A un certo punto mi capitava regolarmente d'andare in crisi. Mi riferisco a quando collaboravo con una guida vinicola - una delle maggiori, la maggiore. Arrivava talvolta il momento in cui mi trovavo - come dire - emarginato all'interno del panel degli assaggiatori. Dal punto di vista strettamente numerico, dovrei dire minoritario, ma il termine corretto è emarginato, e questo senza che gli altri componenti del gruppo d'assaggio avesse alcun intendo discriminatorio nei miei confronti, ed anzi vi era - e a distanza di anni ancora vi è - stima e simpatia reciproca.
A cos'era dunque dovuta la mia marginalità?

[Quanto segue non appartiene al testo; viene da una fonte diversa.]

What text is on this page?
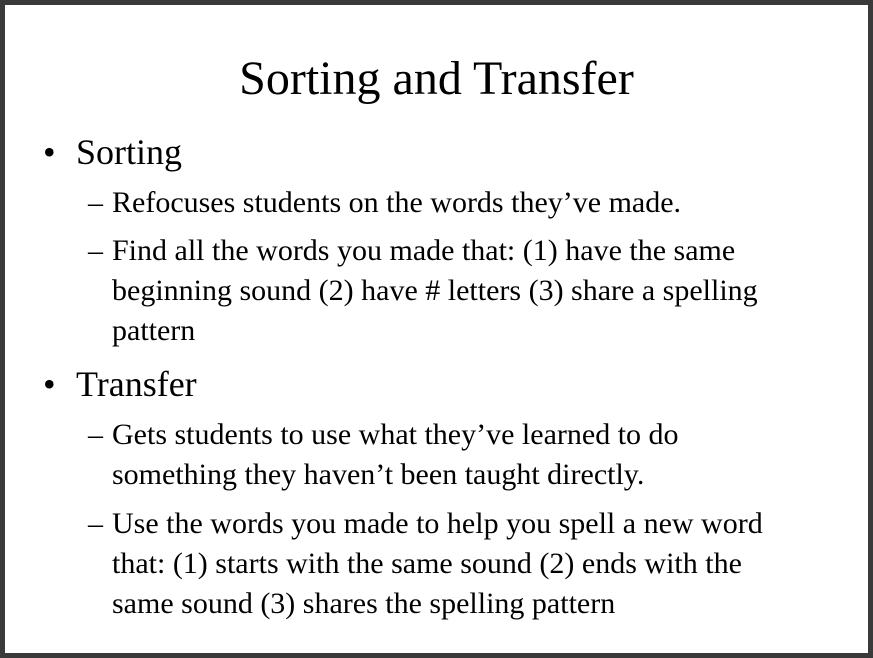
Sorting and Transfer
• Sorting
– Refocuses students on the words they’ve made.
– Find all the words you made that: (1) have the same
beginning sound (2) have # letters (3) share a spelling
pattern
• Transfer
– Gets students to use what they’ve learned to do
something they haven’t been taught directly.
– Use the words you made to help you spell a new word
that: (1) starts with the same sound (2) ends with the
same sound (3) shares the spelling pattern
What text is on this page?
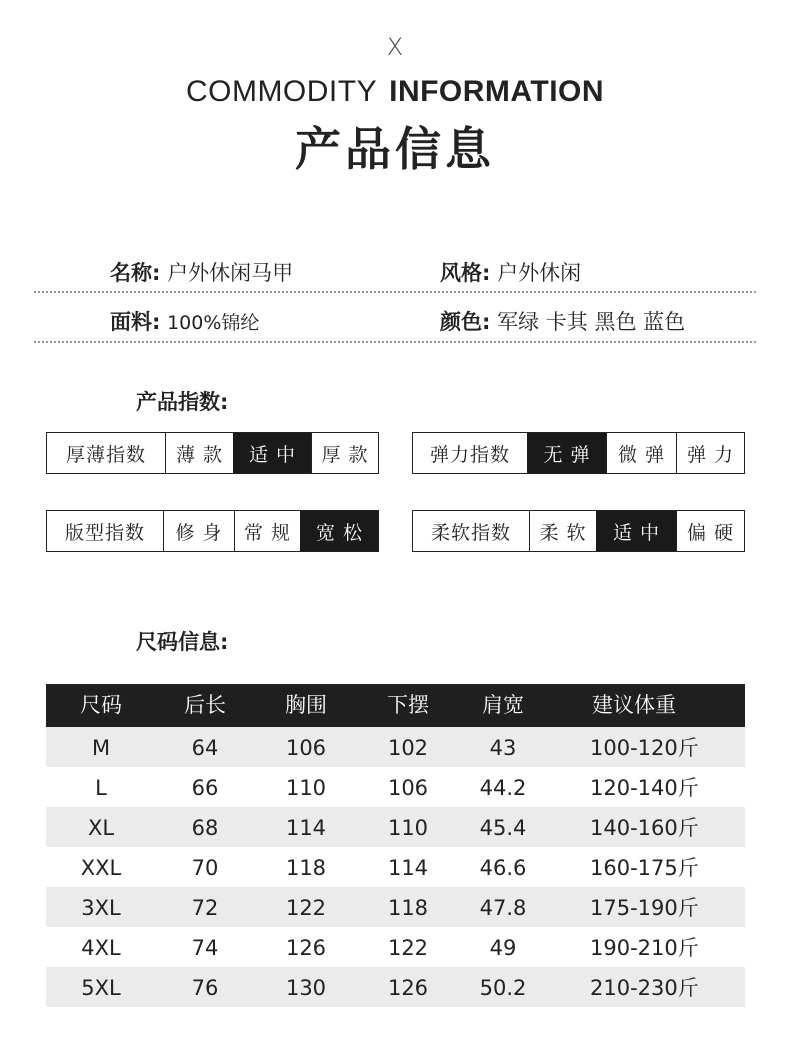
X
COMMODITY INFORMATION
产品信息
名称: 户外休闲马甲	风格: 户外休闲
面料: 100%锦纶	颜色: 军绿 卡其 黑色 蓝色
产品指数:
厚薄指数	薄 款	适 中	厚 款	弹力指数	无 弹	微 弹	弹 力
版型指数	修 身	常 规	宽 松	柔软指数	柔 软	适 中	偏 硬
尺码信息:
尺码	后长	胸围	下摆	肩宽	建议体重
M	64	106	102	43	100-120斤
L	66	110	106	44.2	120-140斤
XL	68	114	110	45.4	140-160斤
XXL	70	118	114	46.6	160-175斤
3XL	72	122	118	47.8	175-190斤
4XL	74	126	122	49	190-210斤
5XL	76	130	126	50.2	210-230斤
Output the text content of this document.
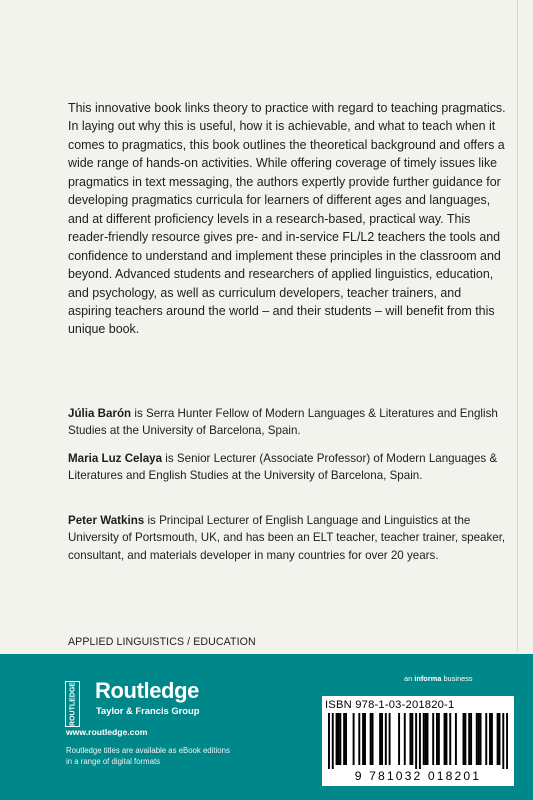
This innovative book links theory to practice with regard to teaching pragmatics. In laying out why this is useful, how it is achievable, and what to teach when it comes to pragmatics, this book outlines the theoretical background and offers a wide range of hands-on activities. While offering coverage of timely issues like pragmatics in text messaging, the authors expertly provide further guidance for developing pragmatics curricula for learners of different ages and languages, and at different proficiency levels in a research-based, practical way. This reader-friendly resource gives pre- and in-service FL/L2 teachers the tools and confidence to understand and implement these principles in the classroom and beyond. Advanced students and researchers of applied linguistics, education, and psychology, as well as curriculum developers, teacher trainers, and aspiring teachers around the world – and their students – will benefit from this unique book.

Júlia Barón is Serra Hunter Fellow of Modern Languages & Literatures and English Studies at the University of Barcelona, Spain.

Maria Luz Celaya is Senior Lecturer (Associate Professor) of Modern Languages & Literatures and English Studies at the University of Barcelona, Spain.

Peter Watkins is Principal Lecturer of English Language and Linguistics at the University of Portsmouth, UK, and has been an ELT teacher, teacher trainer, speaker, consultant, and materials developer in many countries for over 20 years.

APPLIED LINGUISTICS / EDUCATION
ROUTLEDGE Routledge
Taylor & Francis Group
www.routledge.com
Routledge titles are available as eBook editions
in a range of digital formats
an informa business
ISBN 978-1-03-201820-1
9 781032 018201
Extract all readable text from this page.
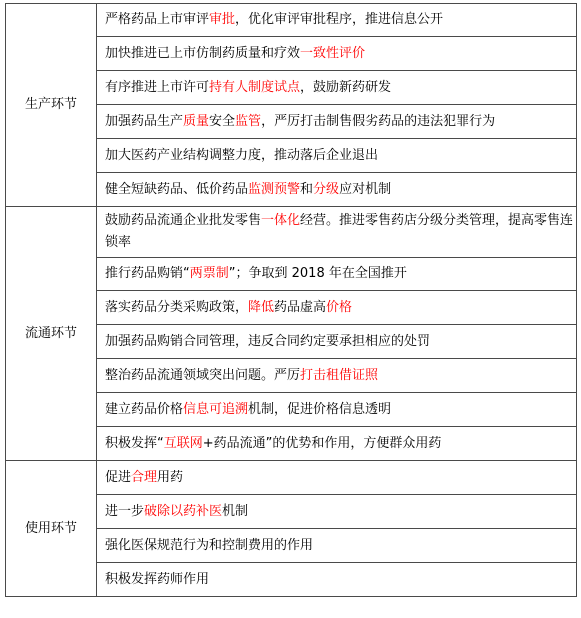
生产环节	严格药品上市审评审批，优化审评审批程序，推进信息公开
	加快推进已上市仿制药质量和疗效一致性评价
	有序推进上市许可持有人制度试点，鼓励新药研发
	加强药品生产质量安全监管，严厉打击制售假劣药品的违法犯罪行为
	加大医药产业结构调整力度，推动落后企业退出
	健全短缺药品、低价药品监测预警和分级应对机制
流通环节	鼓励药品流通企业批发零售一体化经营。推进零售药店分级分类管理，提高零售连锁率
	推行药品购销“两票制”；争取到 2018 年在全国推开
	落实药品分类采购政策，降低药品虚高价格
	加强药品购销合同管理，违反合同约定要承担相应的处罚
	整治药品流通领域突出问题。严厉打击租借证照
	建立药品价格信息可追溯机制，促进价格信息透明
	积极发挥“互联网+药品流通”的优势和作用，方便群众用药
使用环节	促进合理用药
	进一步破除以药补医机制
	强化医保规范行为和控制费用的作用
	积极发挥药师作用
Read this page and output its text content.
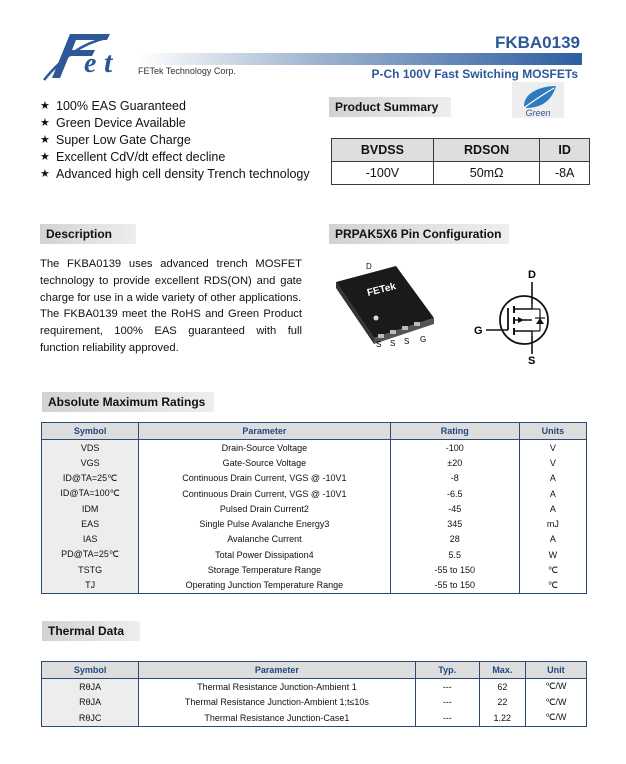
e t	FETek Technology Corp.
FKBA0139
P-Ch 100V Fast Switching MOSFETs
★ 100% EAS Guaranteed
★ Green Device Available
★ Super Low Gate Charge
★ Excellent CdV/dt effect decline
★ Advanced high cell density Trench technology
Product Summary	Green
BVDSS	RDSON	ID
-100V	50mΩ	-8A
Description

The FKBA0139 uses advanced trench MOSFET technology to provide excellent RDS(ON) and gate charge for use in a wide variety of other applications.

The FKBA0139 meet the RoHS and Green Product requirement, 100% EAS guaranteed with full function reliability approved.

PRPAK5X6 Pin Configuration
D
FETek
S S S G
D
G
S
Absolute Maximum Ratings
Symbol	Parameter	Rating	Units
VDS	Drain-Source Voltage	-100	V
VGS	Gate-Source Voltage	±20	V
ID@TA=25℃	Continuous Drain Current, VGS @ -10V1	-8	A
ID@TA=100℃	Continuous Drain Current, VGS @ -10V1	-6.5	A
IDM	Pulsed Drain Current2	-45	A
EAS	Single Pulse Avalanche Energy3	345	mJ
IAS	Avalanche Current	28	A
PD@TA=25℃	Total Power Dissipation4	5.5	W
TSTG	Storage Temperature Range	-55 to 150	℃
TJ	Operating Junction Temperature Range	-55 to 150	℃
Thermal Data
Symbol	Parameter	Typ.	Max.	Unit
RθJA	Thermal Resistance Junction-Ambient 1	---	62	℃/W
RθJA	Thermal Resistance Junction-Ambient 1;t≤10s	---	22	℃/W
RθJC	Thermal Resistance Junction-Case1	---	1.22	℃/W
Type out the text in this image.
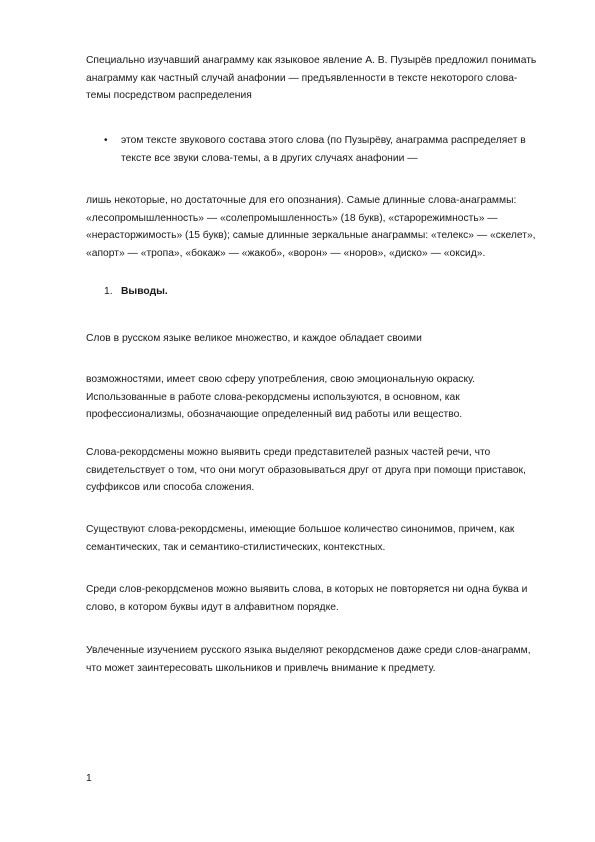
Специально изучавший анаграмму как языковое явление А. В. Пузырёв предложил понимать
анаграмму как частный случай анафонии — предъявленности в тексте некоторого слова-
темы посредством распределения
• этом тексте звукового состава этого слова (по Пузырёву, анаграмма распределяет в
тексте все звуки слова-темы, а в других случаях анафонии —
лишь некоторые, но достаточные для его опознания). Самые длинные слова-анаграммы:
«лесопромышленность» — «солепромышленность» (18 букв), «старорежимность» —
«нерасторжимость» (15 букв); самые длинные зеркальные анаграммы: «телекс» — «скелет»,
«апорт» — «тропа», «бокаж» — «жакоб», «ворон» — «норов», «диско» — «оксид».
1. Выводы.
Слов в русском языке великое множество, и каждое обладает своими
возможностями, имеет свою сферу употребления, свою эмоциональную окраску.
Использованные в работе слова-рекордсмены используются, в основном, как
профессионализмы, обозначающие определенный вид работы или вещество.
Слова-рекордсмены можно выявить среди представителей разных частей речи, что
свидетельствует о том, что они могут образовываться друг от друга при помощи приставок,
суффиксов или способа сложения.
Существуют слова-рекордсмены, имеющие большое количество синонимов, причем, как
семантических, так и семантико-стилистических, контекстных.
Среди слов-рекордсменов можно выявить слова, в которых не повторяется ни одна буква и
слово, в котором буквы идут в алфавитном порядке.
Увлеченные изучением русского языка выделяют рекордсменов даже среди слов-анаграмм,
что может заинтересовать школьников и привлечь внимание к предмету.
1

Era dovuta alla materia. Ecco, questo, materia, è il termine che più mi mette in difficoltà quando si parla di vino.
Accadeva cioè che s'arrivasse, a un certo punto delle lunghe giornate d'assaggi, al momento d'affrontare certi vini dal frutto densissimo e dal tannino graffiante che copriva il frutto e a tratti col rovere in rilievo, pure coprente, e con l'alcol che affaticava il palato già provato dalla tannicità. Vini di buona mano enologica, certo, ma che mai e poi mai mi sarei sognato di stappare in tavola la sera, a cena. E dunque finivo per assegnar loro un punteggio intorno ai 75 centesimi, mentre dagli altri del gruppo arrivavano gli 88 o i 90 e passa. Quando spiegavo che per me più di 75 non valevano, perché, appunto, insopportabili a tavola, mi si obiettava: "Ma c'è materia". Intendendo con questo che vi erano polpa, concentrazione, muscolarità.
Ecco, se questo è il vino della materia, io ero e sono per il vino dell'antimateria. E non voglio certamente dire che vagheggio vinelli scipiti dalla sostanza d'un ectoplasma. Nossignori. Cerco equilibrio, finezza. E beva. Anche un vino polputo puà sfoggiare equilibrio straordinario, perché no? Ma dev'esserci, appunto, finezza, ché altrimenti è solo palestra.
Di fronte alla matericità fine a se stessa, mi tengo la mia antimateria, e me la bevo.
Pezzo stupendo. Condivisibile dalla prima riga all' ultima.